Os municípios são omissos no combate direto à poluição do ar, tanto na Grande Vitoria, como nas outras regiões. A atuação dos municípios na área ambiental é feita às vezes em parceria com as poluidoras. São pequenos projetos que as empresas financiam, aqui e ali. Em Vila Velha, a Vale é parceira na recuperação da restinga, informou o secretário. Na Serra, a ArcelorMittal apoia projeto de reaproveitamento de óleo, assinalou sua secretária.
Poluição do mar
O episódio da poluição do mar também foi tema da discussão da CPI. A Vale polui há décadas o mar em Camburi. Mas o último flagrante, feito por um canoísta, e confirmado por vereadores e pela prefeitura, obrigou a prefeitura e até o Iema a anunciar que multariam a empresa. Os valores ainda não foram fixados. E, quando a empresa for cobrada, ela pode ter benefício de redução da multa, ou até sua anulação, nos conselhos de meio ambiente.
Na CPI, o deputado Gilsinho Lopes (PR) cobrou mais: que os municípios, ao constatarem estes crimes ambientais, comuniquem não só ao Iema, como disse ter feito a prefeitura de Vitória, mas também à Delegacia de Polícia da área de Meio Ambiente (estadual e federal), como à Polícia Militar Ambiental, e aos Ministérios Públicos (Estadual e Federal) para que as empresas passem a ser responsabilizadas criminalmente.

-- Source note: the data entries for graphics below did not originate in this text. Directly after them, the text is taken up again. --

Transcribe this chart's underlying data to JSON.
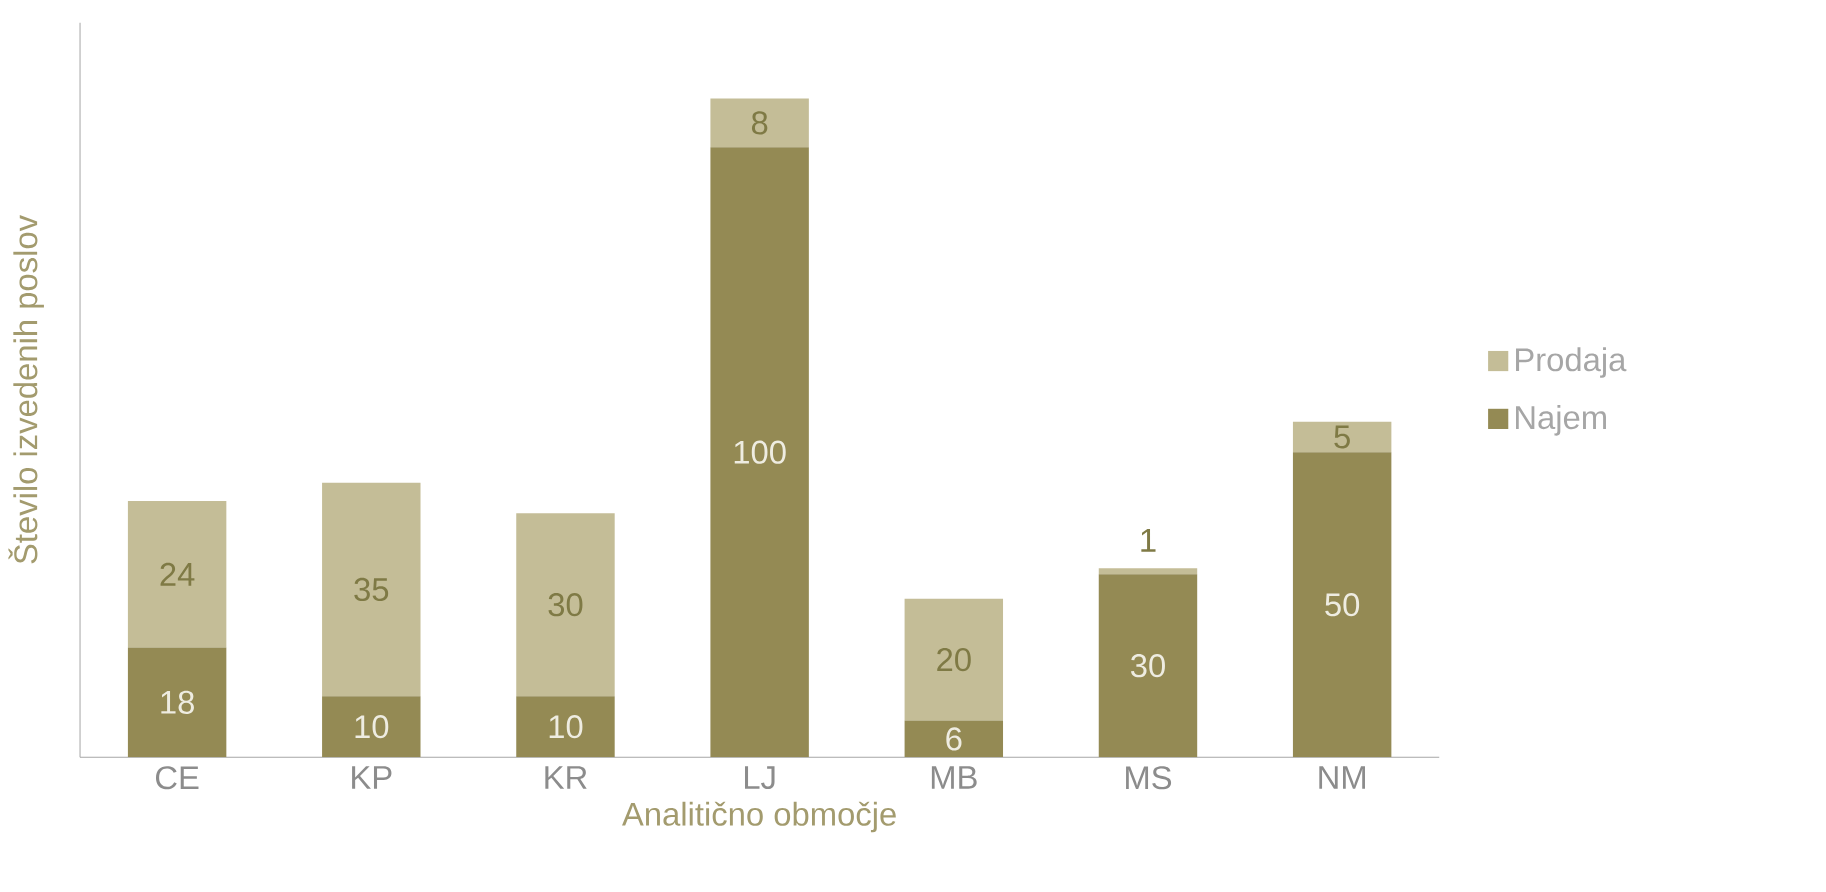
{
  "chart_data": {
    "type": "bar",
    "stacked": true,
    "data_labels": true,
    "legend": "right",
    "xlabel": "Analitično območje",
    "ylabel": "Število izvedenih poslov",
    "categories": [
      "CE",
      "KP",
      "KR",
      "LJ",
      "MB",
      "MS",
      "NM"
    ],
    "series": [
      {
        "name": "Najem",
        "color": "#948a54",
        "values": [
          18,
          10,
          10,
          100,
          6,
          30,
          50
        ]
      },
      {
        "name": "Prodaja",
        "color": "#c4bd97",
        "values": [
          24,
          35,
          30,
          8,
          20,
          1,
          5
        ]
      }
    ]
  }
}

O deputado Gilsinho Lopes, crítico da relação promíscua entre da Ecosoft com o Iema, Vale, ArcelorMital e Samarco, afirmou que o Iema não se deu ao trabalho de verificar a denúncia de poluição do mar pela Vale simplesmente porque este serviço seria feito por esta empresa.
O deputado ainda lembrou, em outro trecho de sua manifestação, que nem o Ministério Público Estadual (MPES) tomou providências no caso do absurdo do licenciamento da 8ª usina da Vale. Quando a vontade da população foi desrespeitada.

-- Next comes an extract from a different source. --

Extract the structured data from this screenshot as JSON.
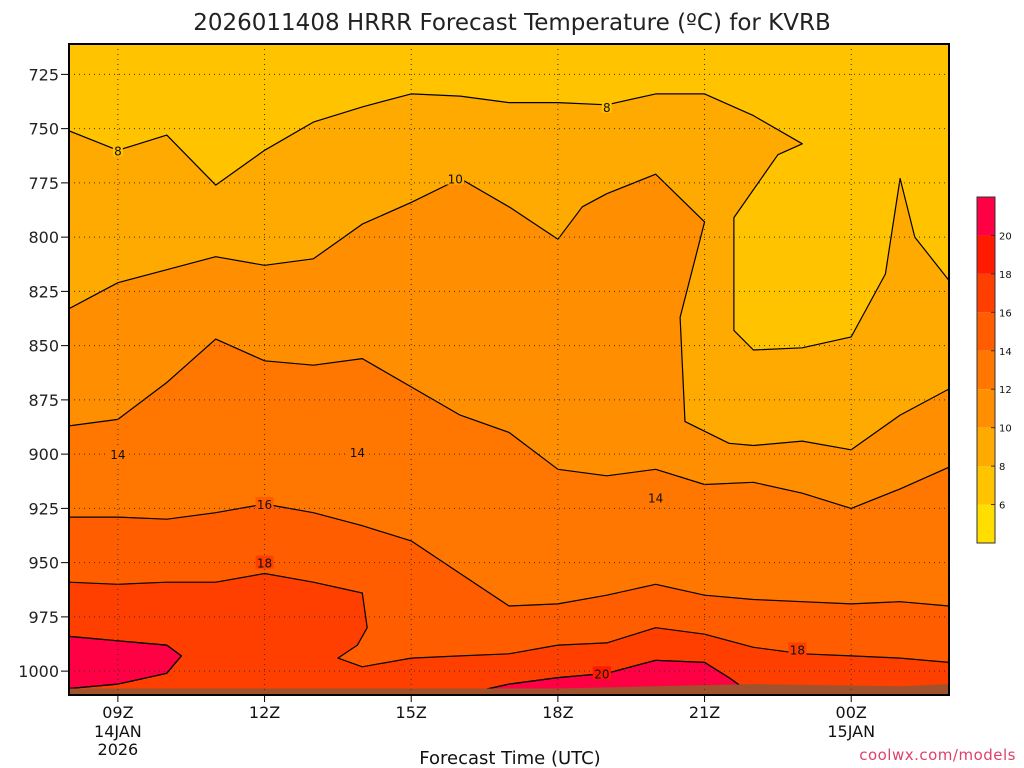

A manobra para rejeitar a exigência da comunidade em negar a licença de mais uma pelotizadora foi feita no segundo mandato do governador Paulo Hartung. A farsa foi comandada por Sueli Tonini, então presidente do Iema. No seu terceiro mandato, que começou este ano, Paulo Hartung a reconduziu ao cargo.
Audiência pública
Os moradores da Serra poderão protestar contra a poluição do ar causada pela Vale eArcelorMittal, em audiência pública nesta terça-feira (14), às 19 horas. A audiência será no Centro Comunitário do bairro Novo Horizonte, na rua Maritaca, 14.
Em relação ao município de Cariacica, a CPI do Pó Preto nada divulgou sobre audiência pública. Os moradores de Cariacica, da região da Grande Bela Aurora, Jardim América e outros bairros próximos, além dos moradores de Vila Velha, desde a Grande Cobilândia até aos bairros de São Torquato e Paul, são diretamente contaminados com os poluentes da ArcelorMittal Cariacica.

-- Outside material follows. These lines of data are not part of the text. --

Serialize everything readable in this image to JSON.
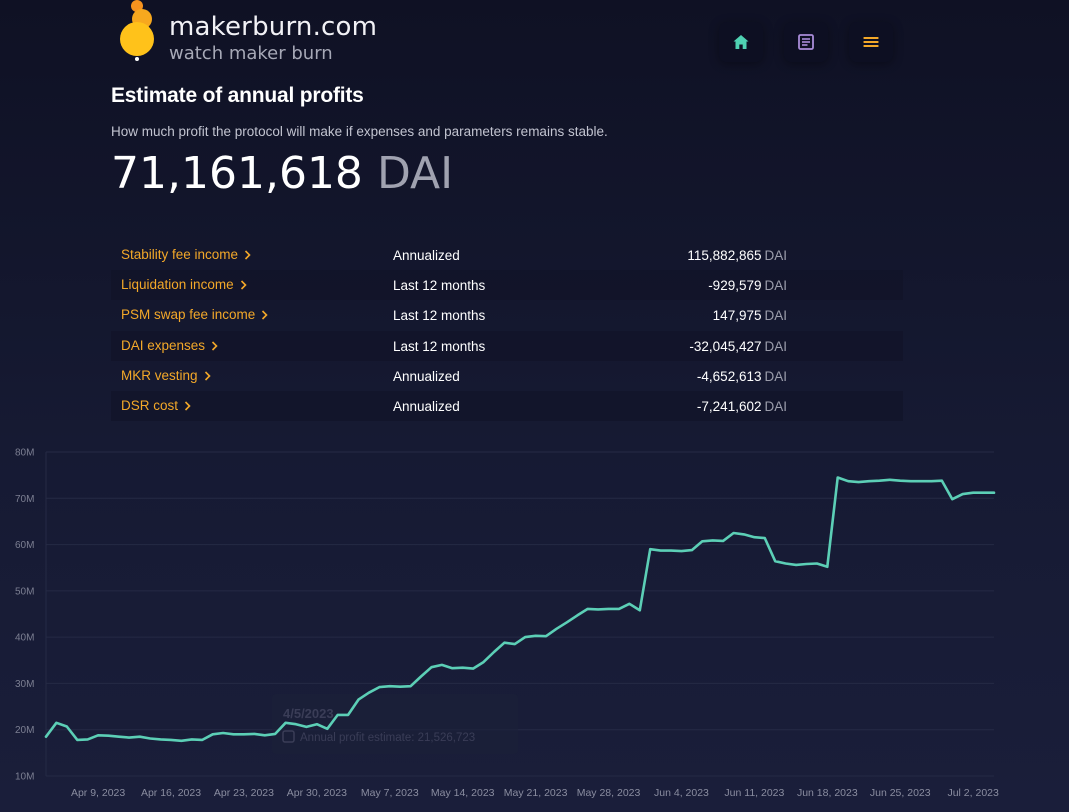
{
  "brand": {
    "name": "makerburn.com",
    "tagline": "watch maker burn"
  },
  "nav": {
    "home_icon": "home-icon",
    "docs_icon": "document-icon",
    "menu_icon": "menu-icon",
    "icon_colors": {
      "home": "#4fd1b2",
      "docs": "#a98cd9",
      "menu": "#f3a829"
    }
  },
  "summary": {
    "title": "Estimate of annual profits",
    "subtitle": "How much profit the protocol will make if expenses and parameters remains stable.",
    "total_value": "71,161,618",
    "total_unit": "DAI"
  },
  "breakdown": [
    {
      "label": "Stability fee income",
      "period": "Annualized",
      "value": "115,882,865",
      "unit": "DAI"
    },
    {
      "label": "Liquidation income",
      "period": "Last 12 months",
      "value": "-929,579",
      "unit": "DAI"
    },
    {
      "label": "PSM swap fee income",
      "period": "Last 12 months",
      "value": "147,975",
      "unit": "DAI"
    },
    {
      "label": "DAI expenses",
      "period": "Last 12 months",
      "value": "-32,045,427",
      "unit": "DAI"
    },
    {
      "label": "MKR vesting",
      "period": "Annualized",
      "value": "-4,652,613",
      "unit": "DAI"
    },
    {
      "label": "DSR cost",
      "period": "Annualized",
      "value": "-7,241,602",
      "unit": "DAI"
    }
  ],
  "colors": {
    "accent": "#f3a829",
    "line": "#5ccfb6",
    "grid": "#252a45",
    "background": "#14172d"
  },
  "tooltip": {
    "date": "4/5/2023",
    "text": "Annual profit estimate: 21,526,723"
  },
  "chart_data": {
    "type": "line",
    "ylim": [
      10,
      80
    ],
    "y_unit": "M",
    "y_ticks": [
      "80M",
      "70M",
      "60M",
      "50M",
      "40M",
      "30M",
      "20M",
      "10M"
    ],
    "x_ticks": [
      "Apr 9, 2023",
      "Apr 16, 2023",
      "Apr 23, 2023",
      "Apr 30, 2023",
      "May 7, 2023",
      "May 14, 2023",
      "May 21, 2023",
      "May 28, 2023",
      "Jun 4, 2023",
      "Jun 11, 2023",
      "Jun 18, 2023",
      "Jun 25, 2023",
      "Jul 2, 2023"
    ],
    "x_start": "2023-04-04",
    "x_end": "2023-07-04",
    "grid": true,
    "legend": "none",
    "series": [
      {
        "x": [
          "2023-04-04",
          "2023-04-05",
          "2023-04-06",
          "2023-04-07",
          "2023-04-08",
          "2023-04-09",
          "2023-04-10",
          "2023-04-11",
          "2023-04-12",
          "2023-04-13",
          "2023-04-14",
          "2023-04-15",
          "2023-04-16",
          "2023-04-17",
          "2023-04-18",
          "2023-04-19",
          "2023-04-20",
          "2023-04-21",
          "2023-04-22",
          "2023-04-23",
          "2023-04-24",
          "2023-04-25",
          "2023-04-26",
          "2023-04-27",
          "2023-04-28",
          "2023-04-29",
          "2023-04-30",
          "2023-05-01",
          "2023-05-02",
          "2023-05-03",
          "2023-05-04",
          "2023-05-05",
          "2023-05-06",
          "2023-05-07",
          "2023-05-08",
          "2023-05-09",
          "2023-05-10",
          "2023-05-11",
          "2023-05-12",
          "2023-05-13",
          "2023-05-14",
          "2023-05-15",
          "2023-05-16",
          "2023-05-17",
          "2023-05-18",
          "2023-05-19",
          "2023-05-20",
          "2023-05-21",
          "2023-05-22",
          "2023-05-23",
          "2023-05-24",
          "2023-05-25",
          "2023-05-26",
          "2023-05-27",
          "2023-05-28",
          "2023-05-29",
          "2023-05-30",
          "2023-05-31",
          "2023-06-01",
          "2023-06-02",
          "2023-06-03",
          "2023-06-04",
          "2023-06-05",
          "2023-06-06",
          "2023-06-07",
          "2023-06-08",
          "2023-06-09",
          "2023-06-10",
          "2023-06-11",
          "2023-06-12",
          "2023-06-13",
          "2023-06-14",
          "2023-06-15",
          "2023-06-16",
          "2023-06-17",
          "2023-06-18",
          "2023-06-19",
          "2023-06-20",
          "2023-06-21",
          "2023-06-22",
          "2023-06-23",
          "2023-06-24",
          "2023-06-25",
          "2023-06-26",
          "2023-06-27",
          "2023-06-28",
          "2023-06-29",
          "2023-06-30",
          "2023-07-01",
          "2023-07-02",
          "2023-07-03",
          "2023-07-04"
        ],
        "y": [
          18.5,
          21.5,
          20.7,
          17.8,
          17.9,
          18.8,
          18.7,
          18.5,
          18.3,
          18.5,
          18.1,
          17.9,
          17.8,
          17.6,
          17.9,
          17.8,
          19.0,
          19.3,
          19.0,
          19.0,
          19.1,
          18.8,
          19.1,
          21.5,
          21.2,
          20.6,
          21.2,
          20.2,
          23.2,
          23.2,
          26.5,
          28.0,
          29.2,
          29.4,
          29.3,
          29.4,
          31.5,
          33.5,
          34.0,
          33.3,
          33.4,
          33.2,
          34.6,
          36.8,
          38.8,
          38.5,
          40.0,
          40.3,
          40.2,
          41.8,
          43.2,
          44.7,
          46.1,
          46.0,
          46.1,
          46.1,
          47.2,
          45.8,
          59.0,
          58.7,
          58.7,
          58.6,
          58.8,
          60.7,
          60.9,
          60.8,
          62.5,
          62.2,
          61.6,
          61.4,
          56.4,
          55.9,
          55.6,
          55.8,
          55.9,
          55.2,
          74.5,
          73.7,
          73.5,
          73.7,
          73.8,
          74.0,
          73.8,
          73.7,
          73.7,
          73.7,
          73.8,
          69.8,
          70.9,
          71.2,
          71.2,
          71.2
        ]
      }
    ]
  }
}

Estas regiões têm altos índices de doenças alérgicas, respiratórias, câncer, entre outras que a poluição do ar produz. Os poluentes lançados no ar na Grande Vitória produzem alta mortalidade.
A Vale e a ArcelorMittal Tubarão e Cariacica são as principais poluidoras da Grande Vitória. As empresas lançam 38 mil toneladas de poluentes, todo mês, sobre a Grande Vitória. Os poluentes são suficientes para encher 593 carretas, com capacidade para transportar 27 toneladas, cada.
As poluidoras lançam sobre os moradores e o ambiente da Grande Vitória poluentes como Material Particulado Total (PTS); Material Particulado (MP10) – menores que dez micra – que são inaláveis; Material Particulado PM 2.5 – que são respiráveis -; Dióxido de Enxofre (SO2); Óxidos de Nitrogênio (NOx); Monóxido de Carbono (CO); e Compostos Orgânicos Voláteis (COVs).